If a commutative ring $R$ is Noetherian, then every finitely generated $R$-module has a resolution by finitely generated free $R$-modules. It goes as follows:
- Start with a finitely generated $R$-module $M$, and choose a tuple of $n_0$ generators for $M$.
- Set $d_0:R^{n_0} \twoheadrightarrow M$ (the obvious map).
- Set $M_1:= \ker (d_0)$ and choose a tuple of $n_1$ generators for $M_1$.
- Set $d_1:R^{n_1} \to R^{n_0}$ with $\mathrm{im} (d_1) = M_1$ (the obvious map).
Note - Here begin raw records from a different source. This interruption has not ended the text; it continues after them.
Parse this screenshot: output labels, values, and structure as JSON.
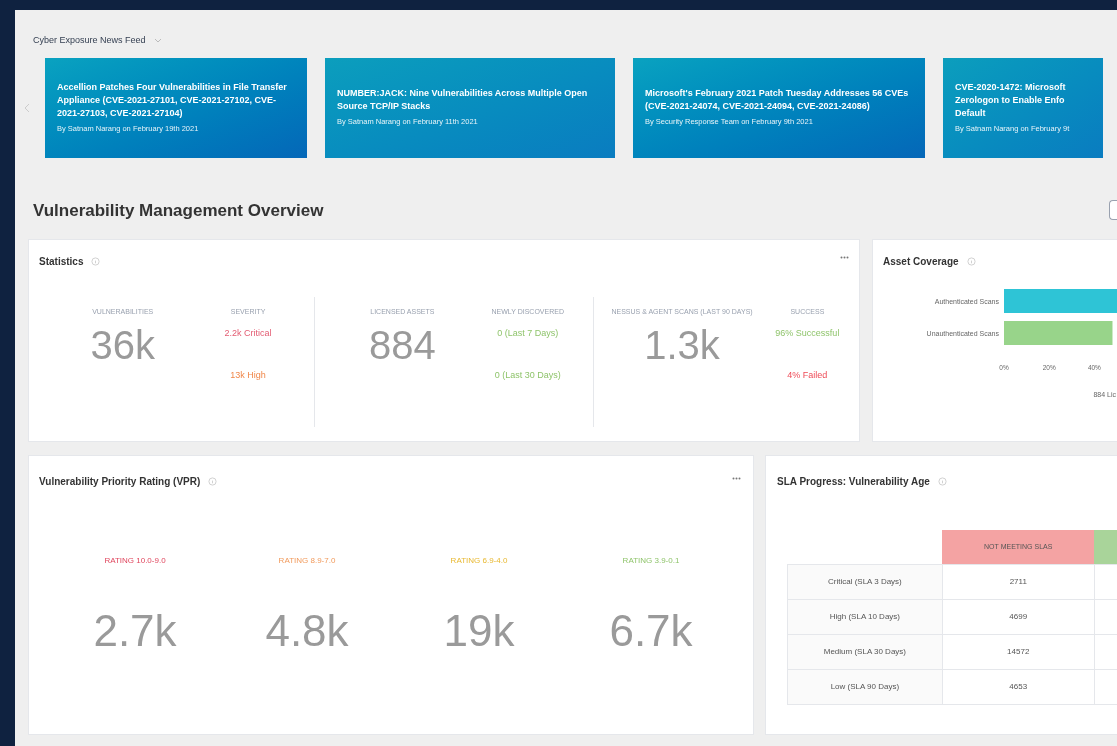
{
  "news_feed": {
    "title": "Cyber Exposure News Feed",
    "articles": [
      {
        "headline": "Accellion Patches Four Vulnerabilities in File Transfer Appliance (CVE-2021-27101, CVE-2021-27102, CVE-2021-27103, CVE-2021-27104)",
        "byline": "By Satnam Narang on February 19th 2021"
      },
      {
        "headline": "NUMBER:JACK: Nine Vulnerabilities Across Multiple Open Source TCP/IP Stacks",
        "byline": "By Satnam Narang on February 11th 2021"
      },
      {
        "headline": "Microsoft's February 2021 Patch Tuesday Addresses 56 CVEs (CVE-2021-24074, CVE-2021-24094, CVE-2021-24086)",
        "byline": "By Security Response Team on February 9th 2021"
      },
      {
        "headline": "CVE-2020-1472: Microsoft Zerologon to Enable Enfo Default",
        "byline": "By Satnam Narang on February 9t"
      }
    ]
  },
  "overview": {
    "title": "Vulnerability Management Overview"
  },
  "statistics": {
    "title": "Statistics",
    "columns": [
      {
        "kind": "big",
        "label": "VULNERABILITIES",
        "value": "36k"
      },
      {
        "kind": "split",
        "label": "SEVERITY",
        "lines": [
          {
            "text": "2.2k Critical",
            "kind": "critical"
          },
          {
            "text": "13k High",
            "kind": "high"
          }
        ]
      },
      {
        "kind": "big",
        "label": "LICENSED ASSETS",
        "value": "884"
      },
      {
        "kind": "split",
        "label": "NEWLY DISCOVERED",
        "lines": [
          {
            "text": "0 (Last 7 Days)",
            "kind": "good"
          },
          {
            "text": "0 (Last 30 Days)",
            "kind": "good"
          }
        ]
      },
      {
        "kind": "big",
        "label": "NESSUS & AGENT SCANS (LAST 90 DAYS)",
        "value": "1.3k"
      },
      {
        "kind": "split",
        "label": "SUCCESS",
        "lines": [
          {
            "text": "96% Successful",
            "kind": "good"
          },
          {
            "text": "4% Failed",
            "kind": "bad"
          }
        ]
      }
    ]
  },
  "asset_coverage": {
    "title": "Asset Coverage",
    "chart_data": {
      "type": "bar",
      "orientation": "horizontal",
      "categories": [
        "Authenticated Scans",
        "Unauthenticated Scans"
      ],
      "values": [
        50,
        48
      ],
      "xlim": [
        0,
        50
      ],
      "xticks": [
        {
          "value": 0,
          "label": "0%"
        },
        {
          "value": 20,
          "label": "20%"
        },
        {
          "value": 40,
          "label": "40%"
        }
      ],
      "xlabel": "884 Lic"
    }
  },
  "vpr": {
    "title": "Vulnerability Priority Rating (VPR)",
    "ratings": [
      {
        "label": "RATING 10.0-9.0",
        "value": "2.7k",
        "kind": "critical"
      },
      {
        "label": "RATING 8.9-7.0",
        "value": "4.8k",
        "kind": "high"
      },
      {
        "label": "RATING 6.9-4.0",
        "value": "19k",
        "kind": "medium"
      },
      {
        "label": "RATING 3.9-0.1",
        "value": "6.7k",
        "kind": "low"
      }
    ]
  },
  "sla": {
    "title": "SLA Progress: Vulnerability Age",
    "columns": [
      {
        "label": "NOT MEETING SLAS",
        "color": "#f4a3a3"
      },
      {
        "color": "#a9d49a"
      }
    ],
    "rows": [
      {
        "label": "Critical (SLA 3 Days)",
        "value": "2711"
      },
      {
        "label": "High (SLA 10 Days)",
        "value": "4699"
      },
      {
        "label": "Medium (SLA 30 Days)",
        "value": "14572"
      },
      {
        "label": "Low (SLA 90 Days)",
        "value": "4653"
      }
    ]
  }
}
- Set $M_2:= \ker (d_1)$ and choose a tuple of $n_2$ generators for $M_2$.
- ...
In the end we have a free resolution
$$ \cdots \overset{d_2}{\to} R^{n_1} \overset{d_1}{\to} R^{n_0} \overset{d_0}{\to} M \to 0.$$
This procedure works because all the $M_i$ are finitely generated, by Noetherianity of $R$ (otherwise the free modules in the resolution would not be finitely generated, in general).
Question: Is the converse true, i.e., does the condition "every finitely generated $R$-module has a resolution by finitely generated free $R$-modules" imply that $R$ is Noetherian?
Yes: consider free resolutions of the module $R/I$, where $I$ is an ideal of $R$.